Image: Shutterstock/Jirsak

Just like Americans can watch a new movie on opening night from the couch and order almost any meal via a delivery app, many people want to be paid in the same way—streamed and on demand. Americans want to be paid as they earn their salaries instead of once or twice a month, according to a new survey by HR software provider Ceridian.

This new study of 1,004 U.S. workers found this new desire for “streamed access to earned wages” includes people at all salary levels. The survey also found that 78% of workers said on-demand pay would increase their loyalty to an employer, as long as the service is provided at no cost.

The survey also found that:

  • 80% of workers want to “stream” their earned wages automatically to their bank accounts.
  • 81% of workers with household incomes of $100,000 or more also want on-demand pay.
  • 81% are likely to take a job with an employer that provides access to earned wages on-demand at no cost over an employer that does not.

The survey was conducted online within the United States by The Harris Poll on behalf of Ceridian from Aug. 9-11 among employed adults ages 18 and older.

Seth Ross, general manager of Dayforce Wallet and consumer services at Ceridian, said in a press release that the survey shows on-demand pay is not only a differentiator but a requirement.

“With streaming pay, employers give workers more control over their financial well-being,” he said. “That means offering people the peace of mind to cover an unexpected expense or the ability to take advantage of investment opportunities they might not otherwise have.”

Dayforce Wallet is one of several new financial services that employees can use to get access to pay as it is earned. If an unexpected expense comes up a week before payday, a person can request access to the amount of money she has earned to date and use those funds to pay the bill.
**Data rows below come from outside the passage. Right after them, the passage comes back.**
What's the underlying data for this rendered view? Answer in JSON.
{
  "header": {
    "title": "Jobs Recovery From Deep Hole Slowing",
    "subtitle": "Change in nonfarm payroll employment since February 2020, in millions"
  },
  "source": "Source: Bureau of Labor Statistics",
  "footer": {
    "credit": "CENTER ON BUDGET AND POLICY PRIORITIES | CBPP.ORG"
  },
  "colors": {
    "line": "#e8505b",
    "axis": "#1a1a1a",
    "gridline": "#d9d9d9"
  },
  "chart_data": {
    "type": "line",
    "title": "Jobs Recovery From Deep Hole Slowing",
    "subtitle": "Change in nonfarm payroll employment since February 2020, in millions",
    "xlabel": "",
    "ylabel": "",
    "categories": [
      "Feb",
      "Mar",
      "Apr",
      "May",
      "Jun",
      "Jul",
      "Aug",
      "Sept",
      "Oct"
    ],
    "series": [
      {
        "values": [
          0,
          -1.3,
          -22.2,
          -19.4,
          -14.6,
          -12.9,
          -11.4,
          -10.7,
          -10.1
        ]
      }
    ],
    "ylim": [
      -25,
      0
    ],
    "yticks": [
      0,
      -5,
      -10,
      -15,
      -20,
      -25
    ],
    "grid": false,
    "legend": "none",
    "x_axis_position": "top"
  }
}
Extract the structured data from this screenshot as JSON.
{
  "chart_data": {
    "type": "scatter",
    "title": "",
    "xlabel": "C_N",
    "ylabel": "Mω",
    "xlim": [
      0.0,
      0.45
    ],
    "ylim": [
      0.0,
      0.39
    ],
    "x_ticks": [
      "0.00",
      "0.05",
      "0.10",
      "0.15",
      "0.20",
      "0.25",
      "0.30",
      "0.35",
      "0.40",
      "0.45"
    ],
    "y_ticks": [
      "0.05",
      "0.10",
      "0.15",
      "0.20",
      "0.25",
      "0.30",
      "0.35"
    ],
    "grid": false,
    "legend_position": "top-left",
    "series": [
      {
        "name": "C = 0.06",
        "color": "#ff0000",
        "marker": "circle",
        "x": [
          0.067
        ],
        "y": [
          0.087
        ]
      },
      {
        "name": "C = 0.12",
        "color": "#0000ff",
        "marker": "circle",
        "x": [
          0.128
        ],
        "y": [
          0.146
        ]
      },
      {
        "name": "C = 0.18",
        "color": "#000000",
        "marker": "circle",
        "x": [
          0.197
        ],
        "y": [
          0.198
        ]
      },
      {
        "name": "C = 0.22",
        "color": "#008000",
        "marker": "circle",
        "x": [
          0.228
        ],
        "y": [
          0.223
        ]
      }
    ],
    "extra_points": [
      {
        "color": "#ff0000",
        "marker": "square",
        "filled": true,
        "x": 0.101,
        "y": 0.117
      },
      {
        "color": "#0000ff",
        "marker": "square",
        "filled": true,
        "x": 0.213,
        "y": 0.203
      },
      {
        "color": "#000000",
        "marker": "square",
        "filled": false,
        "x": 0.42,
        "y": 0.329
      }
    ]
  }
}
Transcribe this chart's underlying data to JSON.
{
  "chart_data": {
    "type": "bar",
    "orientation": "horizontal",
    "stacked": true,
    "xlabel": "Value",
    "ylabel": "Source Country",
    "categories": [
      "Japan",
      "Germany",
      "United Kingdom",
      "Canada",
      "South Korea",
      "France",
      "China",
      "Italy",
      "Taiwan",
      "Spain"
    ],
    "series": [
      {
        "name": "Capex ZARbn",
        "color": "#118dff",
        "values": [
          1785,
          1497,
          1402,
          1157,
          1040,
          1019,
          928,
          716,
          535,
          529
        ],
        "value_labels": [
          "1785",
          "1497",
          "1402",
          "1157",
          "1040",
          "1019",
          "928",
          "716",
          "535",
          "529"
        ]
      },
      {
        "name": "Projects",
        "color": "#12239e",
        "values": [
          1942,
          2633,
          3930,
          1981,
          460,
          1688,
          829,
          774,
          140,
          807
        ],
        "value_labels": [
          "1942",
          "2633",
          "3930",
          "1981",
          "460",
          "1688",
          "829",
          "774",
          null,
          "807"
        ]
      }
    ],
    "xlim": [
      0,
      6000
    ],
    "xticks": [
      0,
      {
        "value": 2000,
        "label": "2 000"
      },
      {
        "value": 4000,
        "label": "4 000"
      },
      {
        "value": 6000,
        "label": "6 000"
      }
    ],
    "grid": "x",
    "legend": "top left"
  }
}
Employers generally make this service available to workers who can use it as needed.

SEE: EY’s new blockchain platform could solve a major tax headache

The service is often associated with hourly wage jobs but the survey showed that people at all pay levels are interested in streamed wages. The survey results found that 81% of workers with household incomes of $100,000 or more want on-demand pay to invest wages sooner than traditional pay cycles allow.

Fintech innovation

On-demand pay and streamed access to earned wages is a $1 trillion opportunity according to Ernst & Young. Fintech software companies are providing this service in two ways: early direct deposit and streaming wages. Fintech firms such as Chime, Radius and OneUnited Bank give customers access to paychecks as soon as they receive a notification that a payroll deposit is coming. Traditional banks usually wait two days to confirm the payment before releasing the funds to the account holder. There is no waiting period for financial firms that provide early direct deposit.

Other companies offer immediate access to pay as a person earns it. Fast food restaurants sometimes use “Work today, get paid tomorrow” incentives to attract workers. The fintech company Even has an on-demand pay platform and has worked with Visa, Walmart and PayPal to give employees access to each day’s wages. The company calls this service Instapay. An employee can access their earned wages before payday when they’re short on cash. In some cases, this access requires a $6 monthly subscription fee.

According to the Brookings Institute, real-time payments are standard operating procedure in many countries, including the U.K., Mexico, Poland, South Africa and Japan, and have been for years. This means that a “payment from a Slovakian account will be available in France sooner than a check from Minnesota will clear in Florida.”